Liputan6.com, Jakarta - Dampak kebijakan Presiden Amerika Serikat (AS) Donald Trump di sejumlah negara menjadi perhatian perusahaan aset manajemen global. Dari sejumlah survei, perusahaan aset manajemen menilai ada sejumlah negara yang masih menarik untuk tempat berinvestasi, meski dibayangi kebijakan Donald Trump.
Dari survei yang dilakukan Bloomberg terhadap sejumlah perusahaan aset manajemen investasi global, portofolio pasar modal serta keuangan India dan Indonesia menjadi favorit pada 2017. Adapun Korea Selatan cenderung dihindari imbas terpilihnya Donald Trump.
Mata uang, obligasi atau surat utang, dan saham Indonesia dan India menjadi pilihan. Analis Mizuho Bank Ltd, Masakatsu Fukaya memilih mata uang rupee India dan rupiah. Ia menilai, India menjadi salah satu pilihan terbaik lantaran memiliki fundamental ekonomi yang baik.
"Ada ruang untuk pangkas suku bunga dan imbal hasil tinggi. Ini kondisi yang baik untuk menarik dana investasi asing ke Indonesia," ujar dia seperti dikutip dari laman Bloomberg, Sabtu (24/12/2016).
Baca Juga
Adapun BNP Paribas Sa merekomendasikan buy rupiah lantaran Indonesia memiliki imbal hasil tinggi dan didukung juga dari hasil komoditas.
Eastspring Investment juga melihat ada peluang investasi di rupiah dan rupee India. Sementara itu, Morgan Stanley dan Societe Generale SA melihat won masih tertekan pada 2017. Mata uang Korea Selatan itu sensitif terhadap kebijakan Donald Trump.
Untuk obligasi, HSBC Global Asset Management memilih obligasi Indonesia lantaran memiliki harga yang baik usai aksi jual yang terjadi baru-baru ini.
Advertisement
"Dengan kondisi sekarang, yaitu tanpa permintaan global dan banyak ketidakpastian terutama perdagangan global dan risiko ekonomi China melambat membuat posisi Indonesia lebih baik ketimbang negara lainnya di Asia," ujar Analis HSBC Global Asset Management, Binqi Liu.

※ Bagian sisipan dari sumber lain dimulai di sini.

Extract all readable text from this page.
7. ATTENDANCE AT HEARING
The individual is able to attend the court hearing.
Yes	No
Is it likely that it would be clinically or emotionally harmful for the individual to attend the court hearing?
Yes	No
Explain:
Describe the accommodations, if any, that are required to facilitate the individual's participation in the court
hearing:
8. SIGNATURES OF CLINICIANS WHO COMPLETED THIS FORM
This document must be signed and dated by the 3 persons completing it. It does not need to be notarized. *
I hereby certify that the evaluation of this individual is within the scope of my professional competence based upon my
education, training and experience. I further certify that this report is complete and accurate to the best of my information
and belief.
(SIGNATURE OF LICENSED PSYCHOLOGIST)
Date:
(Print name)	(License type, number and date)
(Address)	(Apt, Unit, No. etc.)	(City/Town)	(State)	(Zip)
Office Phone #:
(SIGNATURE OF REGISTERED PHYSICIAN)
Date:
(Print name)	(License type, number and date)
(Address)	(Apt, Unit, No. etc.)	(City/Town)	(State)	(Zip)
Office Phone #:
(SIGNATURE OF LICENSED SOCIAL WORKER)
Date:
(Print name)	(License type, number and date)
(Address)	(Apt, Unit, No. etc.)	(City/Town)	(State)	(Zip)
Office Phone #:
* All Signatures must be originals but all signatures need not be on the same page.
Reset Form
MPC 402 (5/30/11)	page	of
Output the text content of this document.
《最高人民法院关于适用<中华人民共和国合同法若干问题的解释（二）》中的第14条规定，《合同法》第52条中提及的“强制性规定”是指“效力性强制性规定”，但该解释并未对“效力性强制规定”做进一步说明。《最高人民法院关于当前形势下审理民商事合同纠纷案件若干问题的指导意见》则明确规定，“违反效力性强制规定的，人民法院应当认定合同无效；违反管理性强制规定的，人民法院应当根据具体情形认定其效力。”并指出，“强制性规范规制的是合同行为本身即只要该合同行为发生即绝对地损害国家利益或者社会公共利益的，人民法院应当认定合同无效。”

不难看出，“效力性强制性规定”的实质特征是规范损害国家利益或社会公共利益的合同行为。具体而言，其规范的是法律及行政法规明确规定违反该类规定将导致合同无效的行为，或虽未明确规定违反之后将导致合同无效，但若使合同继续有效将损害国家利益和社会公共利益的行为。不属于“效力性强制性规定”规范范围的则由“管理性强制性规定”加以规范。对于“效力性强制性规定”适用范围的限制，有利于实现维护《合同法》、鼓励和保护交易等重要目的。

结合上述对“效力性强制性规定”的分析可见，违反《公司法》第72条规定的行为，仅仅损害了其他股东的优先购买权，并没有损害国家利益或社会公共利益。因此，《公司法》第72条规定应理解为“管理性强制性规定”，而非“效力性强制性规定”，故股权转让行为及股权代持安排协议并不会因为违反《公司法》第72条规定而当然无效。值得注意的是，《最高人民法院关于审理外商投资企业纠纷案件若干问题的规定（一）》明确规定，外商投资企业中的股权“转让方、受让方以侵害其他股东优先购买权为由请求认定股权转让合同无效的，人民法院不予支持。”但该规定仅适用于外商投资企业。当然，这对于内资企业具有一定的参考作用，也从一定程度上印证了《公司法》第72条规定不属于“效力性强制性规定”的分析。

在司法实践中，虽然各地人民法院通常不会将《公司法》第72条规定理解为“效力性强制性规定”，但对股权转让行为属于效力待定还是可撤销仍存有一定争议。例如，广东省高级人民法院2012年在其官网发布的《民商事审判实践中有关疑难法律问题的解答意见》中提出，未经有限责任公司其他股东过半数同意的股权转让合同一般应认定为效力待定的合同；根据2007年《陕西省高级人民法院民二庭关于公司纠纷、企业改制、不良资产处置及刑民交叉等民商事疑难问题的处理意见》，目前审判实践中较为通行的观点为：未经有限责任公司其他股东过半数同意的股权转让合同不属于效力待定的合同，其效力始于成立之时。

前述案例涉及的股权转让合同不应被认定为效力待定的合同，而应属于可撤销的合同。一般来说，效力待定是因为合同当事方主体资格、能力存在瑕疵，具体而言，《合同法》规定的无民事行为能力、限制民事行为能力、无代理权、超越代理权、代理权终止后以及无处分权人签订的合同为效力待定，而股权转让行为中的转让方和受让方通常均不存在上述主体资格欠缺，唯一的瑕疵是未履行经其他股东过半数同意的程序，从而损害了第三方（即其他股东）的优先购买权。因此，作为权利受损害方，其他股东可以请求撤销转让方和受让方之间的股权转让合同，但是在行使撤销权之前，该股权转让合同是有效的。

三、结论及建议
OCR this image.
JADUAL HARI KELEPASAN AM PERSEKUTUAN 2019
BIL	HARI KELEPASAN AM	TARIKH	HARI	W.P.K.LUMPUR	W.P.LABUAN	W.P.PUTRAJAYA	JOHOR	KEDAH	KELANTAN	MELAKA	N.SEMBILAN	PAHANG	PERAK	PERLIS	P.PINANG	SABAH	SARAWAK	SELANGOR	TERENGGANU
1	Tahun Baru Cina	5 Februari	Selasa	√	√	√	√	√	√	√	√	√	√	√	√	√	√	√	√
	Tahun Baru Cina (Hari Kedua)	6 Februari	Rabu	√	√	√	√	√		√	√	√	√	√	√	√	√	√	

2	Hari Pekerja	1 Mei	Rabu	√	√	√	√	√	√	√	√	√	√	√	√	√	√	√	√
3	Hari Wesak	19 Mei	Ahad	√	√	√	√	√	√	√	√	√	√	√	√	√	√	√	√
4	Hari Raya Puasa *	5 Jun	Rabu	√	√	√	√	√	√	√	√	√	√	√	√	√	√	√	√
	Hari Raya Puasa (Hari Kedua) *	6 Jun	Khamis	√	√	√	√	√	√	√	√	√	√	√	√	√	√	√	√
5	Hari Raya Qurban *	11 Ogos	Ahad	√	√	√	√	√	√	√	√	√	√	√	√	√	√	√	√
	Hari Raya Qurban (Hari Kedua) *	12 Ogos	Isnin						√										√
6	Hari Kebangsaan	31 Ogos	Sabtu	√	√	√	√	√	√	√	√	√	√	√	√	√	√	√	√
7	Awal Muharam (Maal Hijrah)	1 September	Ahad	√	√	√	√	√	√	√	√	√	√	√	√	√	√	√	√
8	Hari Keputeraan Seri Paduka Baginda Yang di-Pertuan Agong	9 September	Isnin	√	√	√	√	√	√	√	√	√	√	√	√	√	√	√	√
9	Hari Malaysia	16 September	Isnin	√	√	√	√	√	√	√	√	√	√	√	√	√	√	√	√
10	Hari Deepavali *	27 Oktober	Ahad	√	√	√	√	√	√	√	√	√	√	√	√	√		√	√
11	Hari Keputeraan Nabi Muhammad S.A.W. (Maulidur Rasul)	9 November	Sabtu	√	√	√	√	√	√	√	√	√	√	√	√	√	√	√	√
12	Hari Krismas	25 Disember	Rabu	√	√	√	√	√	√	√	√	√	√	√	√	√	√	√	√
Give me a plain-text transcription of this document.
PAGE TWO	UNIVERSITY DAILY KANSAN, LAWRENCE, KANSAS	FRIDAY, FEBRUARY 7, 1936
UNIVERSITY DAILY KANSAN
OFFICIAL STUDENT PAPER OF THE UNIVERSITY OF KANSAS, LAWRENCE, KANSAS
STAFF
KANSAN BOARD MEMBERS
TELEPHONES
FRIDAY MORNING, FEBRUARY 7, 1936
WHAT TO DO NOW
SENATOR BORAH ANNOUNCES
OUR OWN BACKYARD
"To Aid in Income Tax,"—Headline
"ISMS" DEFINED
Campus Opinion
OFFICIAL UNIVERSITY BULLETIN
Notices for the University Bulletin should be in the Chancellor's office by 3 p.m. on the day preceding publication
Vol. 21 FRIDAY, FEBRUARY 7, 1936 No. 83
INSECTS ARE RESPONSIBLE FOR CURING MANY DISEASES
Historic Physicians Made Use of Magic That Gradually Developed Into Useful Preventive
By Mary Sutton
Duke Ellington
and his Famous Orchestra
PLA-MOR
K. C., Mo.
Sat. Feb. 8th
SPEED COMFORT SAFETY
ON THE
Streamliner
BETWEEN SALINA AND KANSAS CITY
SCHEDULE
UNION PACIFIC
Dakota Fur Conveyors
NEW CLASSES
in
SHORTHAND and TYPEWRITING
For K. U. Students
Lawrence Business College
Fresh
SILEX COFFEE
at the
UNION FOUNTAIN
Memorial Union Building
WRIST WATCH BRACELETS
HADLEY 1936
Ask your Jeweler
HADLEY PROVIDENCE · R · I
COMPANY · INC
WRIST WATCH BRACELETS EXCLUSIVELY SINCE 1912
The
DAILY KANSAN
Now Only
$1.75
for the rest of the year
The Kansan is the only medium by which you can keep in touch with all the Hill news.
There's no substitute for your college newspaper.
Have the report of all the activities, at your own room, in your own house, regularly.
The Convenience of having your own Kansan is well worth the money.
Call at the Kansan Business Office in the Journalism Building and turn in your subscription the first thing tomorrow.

Demikian juga direkomendasikan oleh Morgan Stanley untuk pasar obligasi pada 2017. Adapun saham, IG Asia memilih Indonesia, India dan Filipina.
"Di tengah pertumbuhan stabil dan ketidakpastian perdagangan pada 2017, fundamental ekonomi domestik menjadi paling menjanjikan," ujar Analis Jingyi Pan di Singapura.
Mata uang Korea Selatan Won dan yuan China diprediksi tertekan pada 2017. Analis Mizuho Fukaya melihat mata uang China yuan dan Korea Selatan Won belum menunjukkan tanda positif.
Credit Agricole melihat depresiasi yuan terjadi lantaran defisit neraca pembayaran yang signifikan. Sementara IG melihat, pertumbuhan ekonomi dan perdagangan melambat ditambah kondisi politik tak pasti mempengaruhi Korea Selatan sehingga mempengaruhi pasar uangnya.